Evaluation of thermal properties of epoxy composites filled by nanofiller materials
S. Girish, M. Vinay, D. Saravana Bavan, Rounaq Ahmed, P. M. G. Bashir Asdaque, M. Revanasiddappa, P. Dandapani, Y. P. Ravitej
Abstract
The integration of nanofillers in epoxy matrices is found to be a very effective way to increase the thermal properties of thermosetting polymers, which are very popular. This survey cumulates the latest findings concerning the influence of nanofillers on the thermal behaviour of epoxy composites and is, therefore, an indispensable source of information for materials scientists and engineers who are interested in the design of these materials for their specific applications. Neat epoxy resins come with some difficulties such as brittleness, low thermal conductivity, and large thermal expansion coefficient, which can be easily solved by adding nanofillers. Nanofillers like carbon-nanotubes, graphenesilica nanoparticles, and metal oxides have displayed the capacity to bring substantial improvements to the thermal conductivity, as well as the thermal and dimensional stabilities of epoxy composites.
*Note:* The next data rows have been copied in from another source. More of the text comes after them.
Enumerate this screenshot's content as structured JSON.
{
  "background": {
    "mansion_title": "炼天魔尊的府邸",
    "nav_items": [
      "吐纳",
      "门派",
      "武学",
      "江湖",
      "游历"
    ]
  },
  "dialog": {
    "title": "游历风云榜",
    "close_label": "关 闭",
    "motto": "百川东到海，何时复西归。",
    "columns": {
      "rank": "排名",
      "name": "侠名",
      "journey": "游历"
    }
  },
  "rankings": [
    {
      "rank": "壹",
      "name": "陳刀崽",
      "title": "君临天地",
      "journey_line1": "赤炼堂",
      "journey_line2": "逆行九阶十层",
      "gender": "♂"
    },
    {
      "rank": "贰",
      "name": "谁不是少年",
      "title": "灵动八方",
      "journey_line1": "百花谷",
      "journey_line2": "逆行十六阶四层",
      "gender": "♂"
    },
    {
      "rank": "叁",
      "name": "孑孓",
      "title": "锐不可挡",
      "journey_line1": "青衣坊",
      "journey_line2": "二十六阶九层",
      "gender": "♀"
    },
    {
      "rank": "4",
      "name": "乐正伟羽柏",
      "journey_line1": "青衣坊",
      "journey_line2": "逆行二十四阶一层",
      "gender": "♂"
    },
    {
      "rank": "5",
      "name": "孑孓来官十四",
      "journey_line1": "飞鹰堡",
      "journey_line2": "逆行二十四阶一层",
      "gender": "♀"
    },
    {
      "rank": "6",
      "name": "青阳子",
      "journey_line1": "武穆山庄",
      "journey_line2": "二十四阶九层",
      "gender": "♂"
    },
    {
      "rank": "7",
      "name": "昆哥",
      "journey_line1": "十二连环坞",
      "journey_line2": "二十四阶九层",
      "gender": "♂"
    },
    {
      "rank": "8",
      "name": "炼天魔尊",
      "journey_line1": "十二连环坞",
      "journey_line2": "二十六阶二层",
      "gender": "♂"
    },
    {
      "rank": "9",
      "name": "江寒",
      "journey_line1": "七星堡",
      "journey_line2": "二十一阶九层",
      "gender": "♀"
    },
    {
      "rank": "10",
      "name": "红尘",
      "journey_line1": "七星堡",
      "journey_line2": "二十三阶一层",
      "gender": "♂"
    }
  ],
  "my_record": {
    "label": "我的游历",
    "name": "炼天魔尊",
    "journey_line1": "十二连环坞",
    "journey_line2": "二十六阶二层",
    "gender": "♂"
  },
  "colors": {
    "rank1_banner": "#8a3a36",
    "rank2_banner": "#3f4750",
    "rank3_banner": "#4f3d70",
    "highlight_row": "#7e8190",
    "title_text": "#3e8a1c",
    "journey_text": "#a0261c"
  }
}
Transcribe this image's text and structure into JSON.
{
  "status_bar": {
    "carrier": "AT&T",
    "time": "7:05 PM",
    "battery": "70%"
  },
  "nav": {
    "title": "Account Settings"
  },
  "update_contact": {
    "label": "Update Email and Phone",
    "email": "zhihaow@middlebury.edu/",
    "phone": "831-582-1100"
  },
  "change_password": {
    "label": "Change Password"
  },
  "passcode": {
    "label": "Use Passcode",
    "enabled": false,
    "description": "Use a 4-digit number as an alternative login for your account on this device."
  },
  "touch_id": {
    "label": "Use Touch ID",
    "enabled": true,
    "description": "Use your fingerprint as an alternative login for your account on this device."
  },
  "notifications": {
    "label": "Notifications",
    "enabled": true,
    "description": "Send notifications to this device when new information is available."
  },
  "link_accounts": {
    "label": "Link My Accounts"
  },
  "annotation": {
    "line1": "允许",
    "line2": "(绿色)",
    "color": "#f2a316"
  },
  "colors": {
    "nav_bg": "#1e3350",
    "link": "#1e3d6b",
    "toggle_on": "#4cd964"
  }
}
The outcome of the above-mentioned nanocomposites outperforms well the neat-epoxy-based ones, which makes nanofillers applicable to a multitude of new high-tech sectors including but not exclusive to electronics thermal management, aerospace heat resistance, and high-temperature operation of automotive parts. The challenges stem from the fact that uniform nanofiller dispersion is still out of reach, constant interfacial adhesion is yet to be optimized, and cost and scalability issues persist. Only after these obstacles are tackled can we be sure that the potential of nanofillers in epoxy composites is fully exploited. It is suggested that the future research should be conducted to transform these challenges, thus enabling nanofillers’ full potential realization through the usage of these materials over increasingly extended periods and lead the path to their extension in the wide spectrum of applications. This review delivers the first unified, side-by-side evaluation of thermal, mechanical, and electrical properties for a broad spectrum of epoxy–nanofiller systems under consistent processing criteria, and proposes an integrative framework to map emerging trends, critical challenges, and future research directions in epoxy nanocomposites.